La aldaba
Carlos Navarro Antolín
La lluvia en Sevilla merece la fundación de una academia seria
Hace unos años hice el Camino Primitivo, de Oviedo a Santiago, peregrinando con unos amigos. Es el Camino más antiguo, el que siguió el Alfonso II el Casto, rey de Asturias, en el primer tercio del siglo IX tras el descubrimiento de la tumba del apóstol en Compostela. Un camino duro, montañoso, agreste, precioso. En una de las jornadas, andando por un bosque, vimos una indicación hacia el Monasterio de Santa María la Real de Obona. Pero ni el tiempo, escaso, ni las fuerzas, más menguadas aún, nos permitieron el desvío y la visita a ese monasterio quedó, como tantas otras cosas, en la lista de lo que a uno le gustaría hacer algún día, cuando pueda (o sea, casi siempre, nunca).
Pasado un tiempo, sin embargo, me acordé de esa indicación. Estaba en Asturias, en el inicio del proceso de enseñarles España poco a poco a mis hijos, porque por algún sitio hay que empezar (ya saben, “Asturias es España, lo demás tierra conquistada”). Camino de Tineo, nos desviamos para conocer, por fin, Santa María la Real de Obona.
La parroquia de Obona tiene poco más de doscientos habitantes. La aldea en sí, menos de cien. En una ladera de la montaña, bajo el perenne orvallo y vigilado por senequistas vacas siempre tumbadas que observan al visitante desde su irónica superioridad, conscientes de saber más que el recién llegado, se levanta este monasterio. Llegamos en hora diurna, aunque la luz solar allí tiende a ser tímida aun en sus mejores días. Quien se acerque tras anochecer tendrá fácil acordarse del Monte de las Ánimas de Bécquer, si pertenece a una generación en que leer aún no era una actividad extraña.

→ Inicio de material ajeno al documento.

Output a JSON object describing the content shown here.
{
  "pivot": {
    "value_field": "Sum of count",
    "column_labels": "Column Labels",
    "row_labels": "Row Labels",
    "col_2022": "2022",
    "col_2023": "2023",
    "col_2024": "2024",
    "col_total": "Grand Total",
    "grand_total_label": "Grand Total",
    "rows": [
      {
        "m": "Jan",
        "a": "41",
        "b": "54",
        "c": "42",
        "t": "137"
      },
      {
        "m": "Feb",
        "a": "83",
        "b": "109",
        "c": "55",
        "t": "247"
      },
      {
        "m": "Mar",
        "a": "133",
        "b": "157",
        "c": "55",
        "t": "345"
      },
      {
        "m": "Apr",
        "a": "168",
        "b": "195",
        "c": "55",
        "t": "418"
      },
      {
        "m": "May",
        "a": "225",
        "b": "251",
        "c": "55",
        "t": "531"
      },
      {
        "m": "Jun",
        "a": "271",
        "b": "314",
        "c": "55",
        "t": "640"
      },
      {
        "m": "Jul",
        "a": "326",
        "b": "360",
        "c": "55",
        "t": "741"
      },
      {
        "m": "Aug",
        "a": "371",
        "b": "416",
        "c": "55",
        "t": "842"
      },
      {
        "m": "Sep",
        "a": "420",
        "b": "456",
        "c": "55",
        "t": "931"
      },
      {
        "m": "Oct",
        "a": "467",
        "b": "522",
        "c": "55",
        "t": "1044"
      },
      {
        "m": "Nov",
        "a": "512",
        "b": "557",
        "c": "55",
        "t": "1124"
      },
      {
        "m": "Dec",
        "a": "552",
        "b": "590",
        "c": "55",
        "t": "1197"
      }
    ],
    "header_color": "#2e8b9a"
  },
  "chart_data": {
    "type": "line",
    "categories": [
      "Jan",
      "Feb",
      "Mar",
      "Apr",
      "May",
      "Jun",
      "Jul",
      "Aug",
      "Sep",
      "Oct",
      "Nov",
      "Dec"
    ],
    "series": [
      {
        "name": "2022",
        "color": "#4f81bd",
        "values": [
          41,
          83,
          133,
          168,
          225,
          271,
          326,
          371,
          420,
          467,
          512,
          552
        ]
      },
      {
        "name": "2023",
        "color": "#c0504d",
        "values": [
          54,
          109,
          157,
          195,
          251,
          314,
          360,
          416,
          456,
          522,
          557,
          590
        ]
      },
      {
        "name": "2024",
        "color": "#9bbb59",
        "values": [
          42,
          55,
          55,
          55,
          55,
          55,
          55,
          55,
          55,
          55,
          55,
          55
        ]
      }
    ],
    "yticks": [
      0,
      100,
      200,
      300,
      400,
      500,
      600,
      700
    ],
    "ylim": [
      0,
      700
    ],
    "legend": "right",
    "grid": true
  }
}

Santa María la Real de Obona fue un importante centro benedictino en el siglo XII (para los que tengan dificultades, traduzco: hace unos novecientos años, la suma de los cumplidos por Joaquín y Navas y unos pocos más). Levantado presumiblemente donde ya antes, desde el siglo VIII, había habido una capilla en los tiempos de Aldegaster (no, este señor no jugaba al fútbol ni era gamer, era el hijo de Silo, rey astur, un poco anterior a la invención el teléfono móvil). Iglesia de estilo cisterciense del XIII, un Crucificado románico, un retablo barroco. En los documentos del monasterio se halla la primera referencia escrita a la sidra, que los campesinos podían pagar en vez de impuestos y que los monjes ofrecían a los peregrinos que en la ruta jacobea necesariamente pasaban por allí. Un claustro que sugiere reminiscencias toscanas, inacabado. Una fuente de agua buena que dio nombre al monasterio y que disfrutaba Benito Feijóo, fraile que escribió en 1726 su Defensa de mujeres. ¡Un hombre, y fraile, feminista antes que Zapatero, horror!
Monasterio abandonado y abierto, iglesia cerrada. El visitante, infrecuente, deambula entre matojos, acompañado de soledad, siglos y sombras de reyes, rumiando la desgracia de un gran país que desprecia cuanto ignora, permite la ruina de sus glorias y abandona sus raíces en pos de una cerveza, de una paga, de nada.